Long-term government debt is now proving to be one of the greatest threats to portfolios, even after providing some of the best market returns for decades. According to investor Wilbur Ross, inflation is going to creep up and ruin the value of any fixed-income government securities.
By: Jeff Cox
Published: Wednesday, 21 Mar 2012
Long-term government debt, which has provided some of the best market returns for decades, now poses the greatest threat to portfolios, investor Wilbur H. Ross told CNBC.
Ross added his voice to the warnings regarding Treasurys at the far end of the yield curve, cautioning that the inflation specter is about to creep up and hammer the value of fixed-income government securities.

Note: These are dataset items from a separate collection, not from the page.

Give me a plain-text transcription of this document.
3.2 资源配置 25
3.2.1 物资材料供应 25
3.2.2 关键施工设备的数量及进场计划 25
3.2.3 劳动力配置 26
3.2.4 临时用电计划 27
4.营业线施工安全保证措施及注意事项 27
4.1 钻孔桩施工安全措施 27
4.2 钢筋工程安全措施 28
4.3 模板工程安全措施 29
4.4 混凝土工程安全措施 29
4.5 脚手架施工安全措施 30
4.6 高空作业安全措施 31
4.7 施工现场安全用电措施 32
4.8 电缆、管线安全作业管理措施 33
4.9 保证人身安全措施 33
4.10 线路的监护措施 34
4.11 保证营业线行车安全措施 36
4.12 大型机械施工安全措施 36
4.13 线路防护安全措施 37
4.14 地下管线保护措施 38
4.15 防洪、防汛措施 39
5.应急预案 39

"I think the greatest bubble that is about to burst is the 10-year and longer Treasury, because the idea that inflation is gone forever and for all time, and therefore these artificially low rates can last, is silly," the president of W.H. Ross & Co. said in an interview.

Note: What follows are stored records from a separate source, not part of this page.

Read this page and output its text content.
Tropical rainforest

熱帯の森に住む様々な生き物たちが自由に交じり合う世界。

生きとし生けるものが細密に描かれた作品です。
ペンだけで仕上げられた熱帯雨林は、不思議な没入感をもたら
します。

The long run in government debt growth has been boosted by accommodative policies at the Federal Reserve [cnbc explains] , which has held its targeted funds rate near zero since the explosion of the financial crisis, keeping government yields low, as well.
However, the 10-year in particular has begun to creep higher lately, most recently trading at 2.36 percent, its highest level since October.
That has caused some investors to wonder whether inflation pressures driven by historically loose Fed policy finally will come home to hammer fixed-income markets.
"I'd rather be in equities than in 10-year Treasurys," Ross said.
In particular, Ross has a large stake in oil and gas company Exco Resources [XCO 7.36 -0.04 (-0.54%) ], where he took a board seat in March. The company has dramatically underperformed the market since the rally began in October, falling 1.6 percent over the past month and 63 percent over the past year.
However, Ross likes the company's long-term story and specifically believes the natural gas business eventually will ascend as the U.S. gets more aggressive in looking to alternative energy options.
He said his company has been buying more Exco shares as the price has fallen.
"We like very much to invest in companies during time-limited problems, because eventually you get through that cycle and then the fundamentals come back out," Ross said. "The fundamentals are the U.S. is going to end up being a net exporter of natural gas. That's going to be wonderful to help our balance of payments, reduce our dependence on a lot of countries that aren't so crazy about us, and change many, many parts of what goes on here."